MDM2 and CDK4 involvement in the pathogenesis of liposarcoma. CDK4 gene amplification results in increased expression of the CDK4 protein, which promotes RB phosphorylation, thereby driving cell-cycle progression. MDM2 negatively regulates p53 through various mechanisms, inhibiting p53 transcription and facilitating p53 degradation by ubiquitination. MDM2, murine double minute 2; RB, retinoblastoma; CDK4, cyclin-dependent kinase 4; P, phosphorus.

Figure 4.

Histopathological images of ML. (A) ML comprising non-lipogenic mesenchymal cells with distinct myxoid background and a chicken wire vasculature, and (B) a high-grade ML, exhibiting a >5% round cell component alongside necrotic areas. Hematoxylin and eosin staining; magnification, ×100 and ×400, respectively.

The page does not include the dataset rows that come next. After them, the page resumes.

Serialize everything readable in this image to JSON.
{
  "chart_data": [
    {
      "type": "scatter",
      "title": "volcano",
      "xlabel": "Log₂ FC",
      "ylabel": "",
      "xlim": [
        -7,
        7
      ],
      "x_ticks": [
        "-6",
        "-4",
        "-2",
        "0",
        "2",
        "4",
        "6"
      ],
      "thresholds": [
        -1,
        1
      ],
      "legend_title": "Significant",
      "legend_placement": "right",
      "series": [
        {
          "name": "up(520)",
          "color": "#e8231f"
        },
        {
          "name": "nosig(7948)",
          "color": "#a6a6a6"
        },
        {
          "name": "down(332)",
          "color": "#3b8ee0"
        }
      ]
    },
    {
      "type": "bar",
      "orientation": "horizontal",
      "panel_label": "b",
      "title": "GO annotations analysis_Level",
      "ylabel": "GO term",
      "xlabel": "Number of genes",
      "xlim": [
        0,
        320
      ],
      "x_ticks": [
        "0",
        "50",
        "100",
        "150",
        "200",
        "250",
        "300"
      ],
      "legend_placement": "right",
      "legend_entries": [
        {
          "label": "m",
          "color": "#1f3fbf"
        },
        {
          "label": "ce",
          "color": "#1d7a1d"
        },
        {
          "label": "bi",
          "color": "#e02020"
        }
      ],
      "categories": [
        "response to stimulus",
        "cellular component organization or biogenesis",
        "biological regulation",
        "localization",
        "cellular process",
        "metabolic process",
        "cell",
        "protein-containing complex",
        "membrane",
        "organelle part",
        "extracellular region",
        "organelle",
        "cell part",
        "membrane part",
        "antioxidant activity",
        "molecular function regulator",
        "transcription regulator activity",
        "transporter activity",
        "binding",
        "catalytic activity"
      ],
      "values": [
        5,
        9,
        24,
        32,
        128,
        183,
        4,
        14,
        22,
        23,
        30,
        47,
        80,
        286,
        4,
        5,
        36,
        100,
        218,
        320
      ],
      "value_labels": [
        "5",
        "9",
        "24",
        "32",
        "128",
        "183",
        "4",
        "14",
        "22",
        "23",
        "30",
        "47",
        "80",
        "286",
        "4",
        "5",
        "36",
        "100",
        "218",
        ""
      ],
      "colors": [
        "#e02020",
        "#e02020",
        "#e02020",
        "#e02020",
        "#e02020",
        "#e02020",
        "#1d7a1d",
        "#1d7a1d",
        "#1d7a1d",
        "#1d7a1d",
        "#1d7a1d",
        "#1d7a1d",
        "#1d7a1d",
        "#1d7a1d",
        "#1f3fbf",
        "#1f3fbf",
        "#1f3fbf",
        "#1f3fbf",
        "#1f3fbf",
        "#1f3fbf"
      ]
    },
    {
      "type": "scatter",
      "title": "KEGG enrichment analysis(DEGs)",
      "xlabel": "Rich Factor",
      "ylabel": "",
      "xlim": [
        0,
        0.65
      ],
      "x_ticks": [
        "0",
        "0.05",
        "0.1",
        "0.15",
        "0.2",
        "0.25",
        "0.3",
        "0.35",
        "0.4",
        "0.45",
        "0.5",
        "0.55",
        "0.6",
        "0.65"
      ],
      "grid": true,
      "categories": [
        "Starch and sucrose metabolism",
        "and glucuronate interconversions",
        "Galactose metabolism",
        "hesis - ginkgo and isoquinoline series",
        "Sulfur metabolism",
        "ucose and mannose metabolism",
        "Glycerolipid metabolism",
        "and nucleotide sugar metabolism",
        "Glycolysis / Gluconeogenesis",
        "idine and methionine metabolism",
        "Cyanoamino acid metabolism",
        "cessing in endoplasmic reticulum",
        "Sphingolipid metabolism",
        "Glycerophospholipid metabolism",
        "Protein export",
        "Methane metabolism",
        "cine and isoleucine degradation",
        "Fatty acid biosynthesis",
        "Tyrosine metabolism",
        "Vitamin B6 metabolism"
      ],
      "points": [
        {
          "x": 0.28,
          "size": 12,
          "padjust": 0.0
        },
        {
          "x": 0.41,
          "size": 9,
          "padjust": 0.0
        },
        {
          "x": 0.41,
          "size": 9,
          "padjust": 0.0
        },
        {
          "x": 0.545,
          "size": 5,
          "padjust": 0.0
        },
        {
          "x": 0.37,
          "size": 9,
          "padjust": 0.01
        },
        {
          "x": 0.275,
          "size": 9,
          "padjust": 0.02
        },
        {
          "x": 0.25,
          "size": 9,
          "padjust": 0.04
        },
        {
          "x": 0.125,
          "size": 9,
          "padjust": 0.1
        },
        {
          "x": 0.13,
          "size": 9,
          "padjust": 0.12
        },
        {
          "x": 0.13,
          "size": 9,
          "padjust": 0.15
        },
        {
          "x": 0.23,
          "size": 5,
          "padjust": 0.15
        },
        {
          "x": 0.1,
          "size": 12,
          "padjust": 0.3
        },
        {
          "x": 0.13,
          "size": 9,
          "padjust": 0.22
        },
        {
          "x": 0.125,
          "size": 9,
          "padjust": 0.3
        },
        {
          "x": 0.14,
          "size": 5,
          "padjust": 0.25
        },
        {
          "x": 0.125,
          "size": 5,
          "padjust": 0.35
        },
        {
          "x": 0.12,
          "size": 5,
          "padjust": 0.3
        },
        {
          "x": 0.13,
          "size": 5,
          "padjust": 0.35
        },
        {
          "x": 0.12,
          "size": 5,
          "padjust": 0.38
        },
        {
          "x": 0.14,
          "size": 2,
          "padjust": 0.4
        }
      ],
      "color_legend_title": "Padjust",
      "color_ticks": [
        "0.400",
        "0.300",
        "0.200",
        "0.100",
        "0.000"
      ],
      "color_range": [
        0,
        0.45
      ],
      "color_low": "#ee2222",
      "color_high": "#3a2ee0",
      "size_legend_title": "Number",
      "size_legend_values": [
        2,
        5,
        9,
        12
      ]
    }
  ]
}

ML, myxoid liposarcoma.

Figure 5.

The pathogenesis of ML. ML pathogenesis involves the upregulation and activation of RTKs, including MET, RET and VEGFRs, leading to enhanced PI3K pathway activity. Growth factors that bind to RTKs, such as IGF-IR, activate PI3K, transforming PIP2 into PIP3 and triggering AKT signaling and phosphorylating downstream targets. PTEN inhibits PI3K signaling by conversion of PIP3 back to PIP2. Moreover, RTKs activate genes linked to angiogenesis, proliferation and survival by Ras and the PI3K/AKT pathway. ML is associated with AKT activation and PIK3CA and PTEN alterations. The oncogenic circuit includes FUS-DDIT3, the IGF-IR/PI3K/AKT pathway and the Hippo/YAP1 axis. FUS-DDIT3 induces IGF-2 expression, forming an autocrine IGF-II/IGF-IR signaling loop that activates the IGF-IR/PI3K/AKT pathway. Signals from IGF-IR and PI3K inhibit Hippo kinase LATS1, enabling nuclear accumulation of YAP1. FUS-DDIT3 interacts with YAP1/TEAD in the nucleus, regulating oncogenic gene programs involved in apoptosis, adipogenesis, the cell cycle and proliferation. ML, myxoid liposarcoma; RTK, receptor tyrosine kinase; MET, MET proto-oncogene receptor tyrosine kinase; RET, ret proto-oncogene; PIP2, phosphatidylinositol 4,5-bisphosphate; PIP3, phosphatidylinositol (–5)-trisphosphate; PIK3CA, phosphatidylinositol-4,5-bisphosphate 3-kinase catalytic subunit α; IGF, insulin-like growth factor; IGF-IR, IGF-1 receptor; FUS-DDIT3, fused in liposarcoma-DNA damage-inducible transcript 3; YAP1, Yes-associated protein 1; LATS1, large tumor suppressor kinase 1; TEAD, transcriptional enhanced associate domain; HGF, hepatocyte growth factor; GDNF, glial cell line-derived neurotrophic factor.

Figure 6.

Histopathological images of PL. PL demonstrating (A) spindle to epitheloid pleomorphic cells, (B) pleomorphic lipoblasts with vacuolated cytoplasm and (C) other features of pleomorphic lipoblasts. Hematoxylin and eosin staining; magnification, ×100, ×400 and ×400, respectively.